The other thing in question is the SRF (self resonant frequency). How much should I be concerned with that for such DC/DC converter? Are those inductors I have presented above okay for such operation frequency? (sadly, the datasheet doesn't provide SRF values, nor stray capacitances).

Thank you
Y

[T3sl4co1l]

This is a bad topology because it effectively connects a capacitor across the switching transistor.  Which means it's a hybrid charge pump and inductive converter, which is fine for steady state but particularly stressful during startup or dynamics.

Tim

[Yansi]

So then replace the D2 by an inductor, done, problem gone.    That should work.

[T3sl4co1l]

Er, the problem is the capacitor into D1...

Now, a nice option would be a Cuk converter, which has the bonus of low supply and output ripple.

Tim

[chris_leyson]

Yansi, that is a bizzare topology, I would go for an inverting Cuk.

Sorry for straying off topic, Tim, I'm going to try a coupled inductor Cuk as soon as I get time, built one years ago and very nearly got zero ripple on input and output, the transformer was a dogs breakfast and I had to hold it together with my fingers, could shim core gaps right, would have cost a small fortune to have it manufactured. Getting zero ripple on the input OR output wasn't too difficult. I just added some extra inductors and went for low ripple continuous conduction. Use a Mosfet for the diode and it works in both directions. The cleanest and quietest converter I've ever built.

[T3sl4co1l]

Nice thing about coupled inductors is, if you don't need any particular ratios (which you don't, Cuk is strictly(?) 1:1), you can buy off-the-shelf parts in vast quantity, because these are fairly normal things now!

Tim

[Yansi]

Er, the problem is the capacitor into D1...

Now, a nice option would be a Cuk converter, which has the bonus of low supply and output ripple.

Tim

What are you talking about? If D1 parasitic capacitance (or Qrr) is a problem, then why you suggesting a ?uk converter? It is the absolutely same circuit.  I am quite confused now... My implementation in the first post differ from ?uk only by placing a diode instead of the second inductor. (to get away with less inductors...)



//The hell!! The forum doesn't like to eat Cuk with the diacritics.

[T3sl4co1l]

Sorry, I did mean D2!

[Yansi]

Okay, misstakes happen.

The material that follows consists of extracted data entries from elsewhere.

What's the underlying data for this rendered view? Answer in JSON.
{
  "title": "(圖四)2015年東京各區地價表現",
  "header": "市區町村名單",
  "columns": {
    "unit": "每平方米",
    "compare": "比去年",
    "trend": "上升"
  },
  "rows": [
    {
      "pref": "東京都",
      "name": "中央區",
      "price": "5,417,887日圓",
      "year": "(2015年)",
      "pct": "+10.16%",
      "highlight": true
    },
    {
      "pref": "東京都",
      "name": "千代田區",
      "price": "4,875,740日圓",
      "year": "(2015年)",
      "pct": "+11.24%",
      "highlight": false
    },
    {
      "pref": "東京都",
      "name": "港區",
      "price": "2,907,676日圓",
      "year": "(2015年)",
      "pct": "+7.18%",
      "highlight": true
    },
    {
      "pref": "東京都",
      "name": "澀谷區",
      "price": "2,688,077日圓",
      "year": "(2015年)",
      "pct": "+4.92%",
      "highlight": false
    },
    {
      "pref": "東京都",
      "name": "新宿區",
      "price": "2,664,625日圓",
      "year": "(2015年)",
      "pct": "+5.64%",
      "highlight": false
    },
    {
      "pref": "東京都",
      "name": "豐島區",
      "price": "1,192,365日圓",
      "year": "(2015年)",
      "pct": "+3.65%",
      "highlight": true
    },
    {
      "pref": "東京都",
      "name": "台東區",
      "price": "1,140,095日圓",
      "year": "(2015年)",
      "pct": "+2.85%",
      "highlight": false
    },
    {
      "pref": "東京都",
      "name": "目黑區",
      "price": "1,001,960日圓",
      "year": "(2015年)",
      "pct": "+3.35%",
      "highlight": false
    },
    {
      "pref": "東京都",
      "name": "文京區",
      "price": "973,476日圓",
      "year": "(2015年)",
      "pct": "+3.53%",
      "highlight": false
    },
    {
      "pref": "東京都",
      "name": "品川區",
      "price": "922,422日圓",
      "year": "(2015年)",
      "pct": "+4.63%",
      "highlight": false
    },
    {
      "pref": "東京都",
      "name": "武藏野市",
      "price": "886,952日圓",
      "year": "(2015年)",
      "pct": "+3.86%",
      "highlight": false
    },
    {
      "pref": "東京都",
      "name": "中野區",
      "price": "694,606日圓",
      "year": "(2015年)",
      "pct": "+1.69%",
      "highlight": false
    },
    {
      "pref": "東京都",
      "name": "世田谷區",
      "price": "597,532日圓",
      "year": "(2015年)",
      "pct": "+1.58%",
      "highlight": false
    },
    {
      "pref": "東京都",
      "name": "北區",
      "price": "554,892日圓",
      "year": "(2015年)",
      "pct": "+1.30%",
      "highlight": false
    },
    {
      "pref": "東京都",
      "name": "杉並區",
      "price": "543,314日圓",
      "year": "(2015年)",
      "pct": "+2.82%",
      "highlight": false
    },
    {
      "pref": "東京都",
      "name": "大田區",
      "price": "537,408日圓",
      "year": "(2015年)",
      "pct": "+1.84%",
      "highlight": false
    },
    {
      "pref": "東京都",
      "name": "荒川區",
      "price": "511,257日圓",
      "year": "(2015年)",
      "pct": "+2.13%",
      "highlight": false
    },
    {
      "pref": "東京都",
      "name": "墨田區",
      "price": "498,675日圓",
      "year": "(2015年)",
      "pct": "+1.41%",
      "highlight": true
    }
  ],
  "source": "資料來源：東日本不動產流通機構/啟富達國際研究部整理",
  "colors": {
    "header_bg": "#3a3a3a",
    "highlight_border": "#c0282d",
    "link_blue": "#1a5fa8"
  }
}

Now it makes sense. So I will not push the limits with saving cost of single inductor.

I am going to design a small prototype board (better than the home-etched I used for initial measurements) and will post some results and also to compare results.

How much % of current ripple can one afford with a common ferrite-core SMD choke at ~700kHz operation? What do you think about those 10% I have used for the calculation above?


Thx,
Yan.

[Buriedcode]

Isn't this a boost converter with a charge pump on the output? Granted, the feedback comes from the output of the charge pump rather than the diode/caps just added to an already regulated output.

I believe this is fairly common for portable equipment that need positive and negative supplies of higher voltage (portable equipment with LCD that need ~-18V drive).  Often a low value resistor is used to feed the charge pump, as to limit the current going into the cap and reduce stress on the converter - at the cost of reducing efficiency of the charge pump part.  I have used simple dual schottky  diodes and ceramic caps to get +/-9V from a 5V boost converter, just used for low current opamp supplies.  Not as efficient as using couple inductors but very low cost and uses little board space

[Yansi]

Yes, it is. Somene named it "a hybrid charge pump" - I like that name.

Yes, the circuit was intended to supply a few tens of miliamps to a bunch of analog stuff in an USB bus powere measurement gizmo. 

I have used MP1542 as the converter IC (haven't written that anywhere so far to prevent possible hate), i.e. 2A switch device. These converters are cheap and provide great spec. (Unlike those LM257x/LM259x series bipolar overpriced shit from NSC/TID with buttloads of fakes on ebay).
It did work, indeed. Supplied me very stable -15V output at 50mA, quite happily. Efficiency 80%+ (peaking 85% at 60mA load).